Nov 27, 2023 New Age
WHAT has so far happened on the electoral fray betrays clear signs of another round of farcical elections that could look participatory but would, in effect, be one-sided. The Election Commission is in the thick of the election process, with the submission of nomination papers closing on November 30 and the election having been scheduled for January 7, while the government has arrested almost all ranking leaders of the Bangladesh Nationalist Party, the largest in the opposition camp and, in effect, the only credible opposition, and the rest of leaders and activists, even at grass roots, are on the run to avert arrest. With the Bangladesh Nationalist Party still out of the fray in the absence of any move by the commission or the government to resolve the political impasse, the ruling Awami League has been busy meeting partners in its alliance on the sharing of seats. While partners in the alliance, formed in 2005, that the Awami League leads are willing, as has been reported, to take part in the election under the alliance with the Awami League’s election symbol, the Awami League now says that the partners may take part in the elections independently with their own symbol. This essentially appears a ploy to make the election look participatory.

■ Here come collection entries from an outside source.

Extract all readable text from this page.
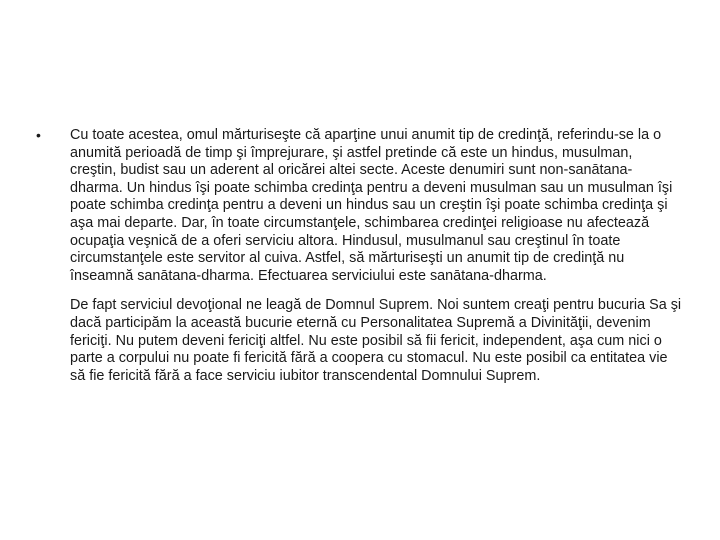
• Cu toate acestea, omul mărturiseşte că aparţine unui anumit tip de credinţă, referindu-se la o anumită perioadă de timp şi împrejurare, şi astfel pretinde că este un hindus, musulman, creştin, budist sau un aderent al oricărei altei secte. Aceste denumiri sunt non-sanātana-dharma. Un hindus îşi poate schimba credinţa pentru a deveni musulman sau un musulman îşi poate schimba credinţa pentru a deveni un hindus sau un creştin îşi poate schimba credinţa şi aşa mai departe. Dar, în toate circumstanţele, schimbarea credinţei religioase nu afectează ocupaţia veşnică de a oferi serviciu altora. Hindusul, musulmanul sau creştinul în toate circumstanţele este servitor al cuiva. Astfel, să mărturiseşti un anumit tip de credinţă nu înseamnă sanātana-dharma. Efectuarea serviciului este sanātana-dharma.

De fapt serviciul devoţional ne leagă de Domnul Suprem. Noi suntem creaţi pentru bucuria Sa şi dacă participăm la această bucurie eternă cu Personalitatea Supremă a Divinităţii, devenim fericiţi. Nu putem deveni fericiţi altfel. Nu este posibil să fii fericit, independent, aşa cum nici o parte a corpului nu poate fi fericită fără a coopera cu stomacul. Nu este posibil ca entitatea vie să fie fericită fără a face serviciu iubitor transcendental Domnului Suprem.
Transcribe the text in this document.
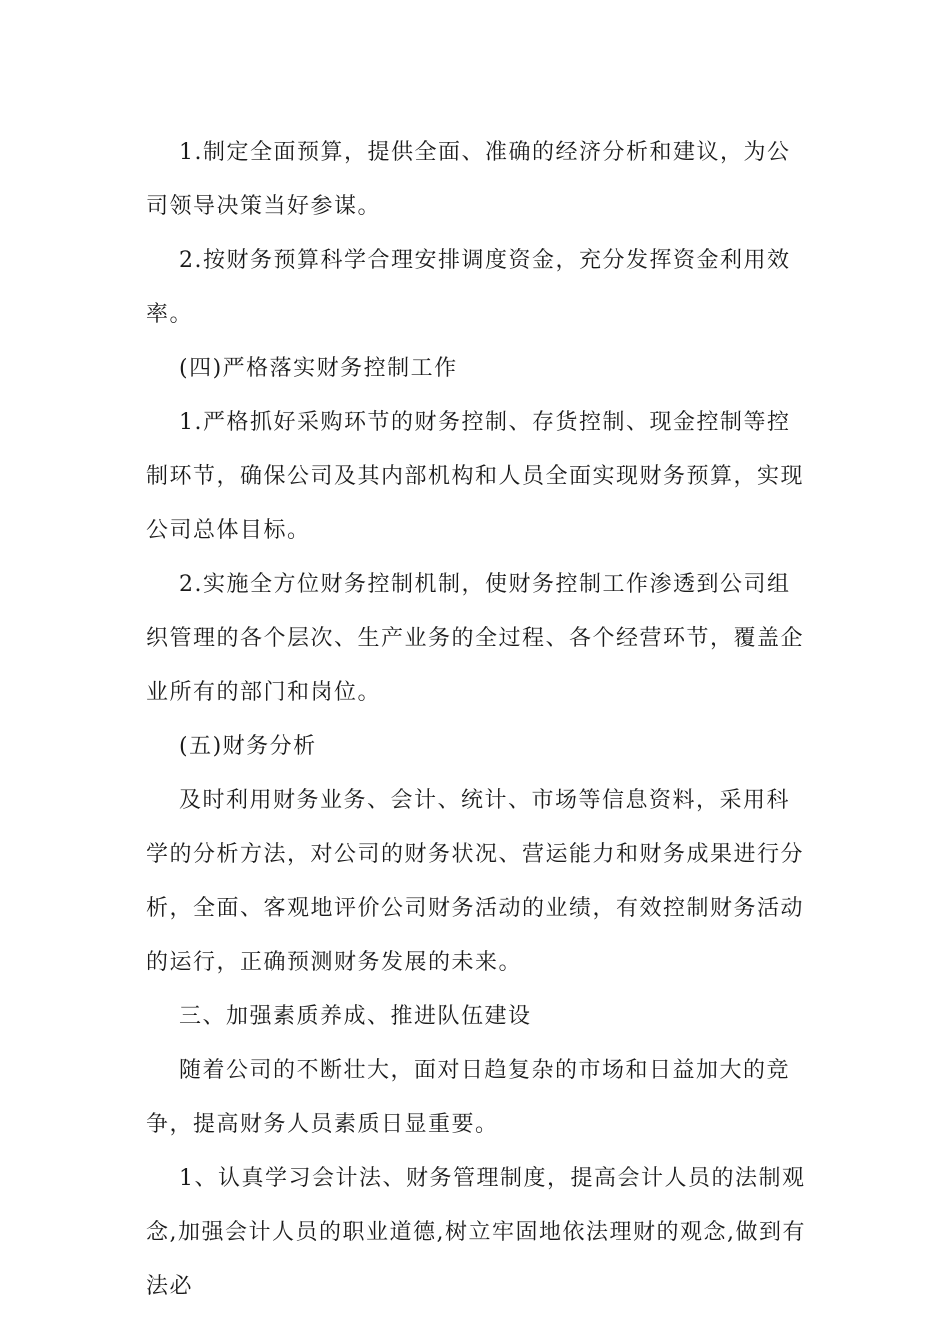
1.制定全面预算，提供全面、准确的经济分析和建议，为公司领导决策当好参谋。

2.按财务预算科学合理安排调度资金，充分发挥资金利用效率。

(四)严格落实财务控制工作

1.严格抓好采购环节的财务控制、存货控制、现金控制等控制环节，确保公司及其内部机构和人员全面实现财务预算，实现公司总体目标。

2.实施全方位财务控制机制，使财务控制工作渗透到公司组织管理的各个层次、生产业务的全过程、各个经营环节，覆盖企业所有的部门和岗位。

(五)财务分析

及时利用财务业务、会计、统计、市场等信息资料，采用科学的分析方法，对公司的财务状况、营运能力和财务成果进行分析，全面、客观地评价公司财务活动的业绩，有效控制财务活动的运行，正确预测财务发展的未来。

三、加强素质养成、推进队伍建设

随着公司的不断壮大，面对日趋复杂的市场和日益加大的竞争，提高财务人员素质日显重要。

1、认真学习会计法、财务管理制度，提高会计人员的法制观念,加强会计人员的职业道德,树立牢固地依法理财的观念,做到有法必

The Awami League’s general secretary’s statement of November 24 that the party is not so serious about the political alliance in seat sharing corroborates this proposition. But that is not all. The Awami League is also meeting, as allegations have it, some small parties, including the newly floated Trinamool BNP and the Bangladesh Nationalist Movement, which has come to be known as ‘king’s party’, and some Islamic parties, some of them are little-known, to become the opposition in the parliament although the Awami League or the parties that the Awami League meets have yet to make any formal statements on the issue. What happens in this is that the Awami League is said to have used ploys to create rift in parties in the opposition to create small parties that could become the opposition in the parliament. A senior joint secretary general of the Bangladesh Nationalist Party is reported to have said on November 24 that the Awami League government has created new political parties by hiring people from other political parties with the help of state agencies. What is shocking about this is that the Awami League appears to be doing what military rulers in the East Pakistan days and post-liberation Bangladesh used to do by using such ploys to create rift in political parties to create small ones to their benefits.
Signs that rear their head for farcical elections — one-sided, non-participatory and non-inclusive — and what the ruling Awami League is said to be doing to make the parliamentary elections look what they would, in effect, be are both absolutely unacceptable as this will further debase and vitiate the political culture. Such propositions would not augur well for the nation.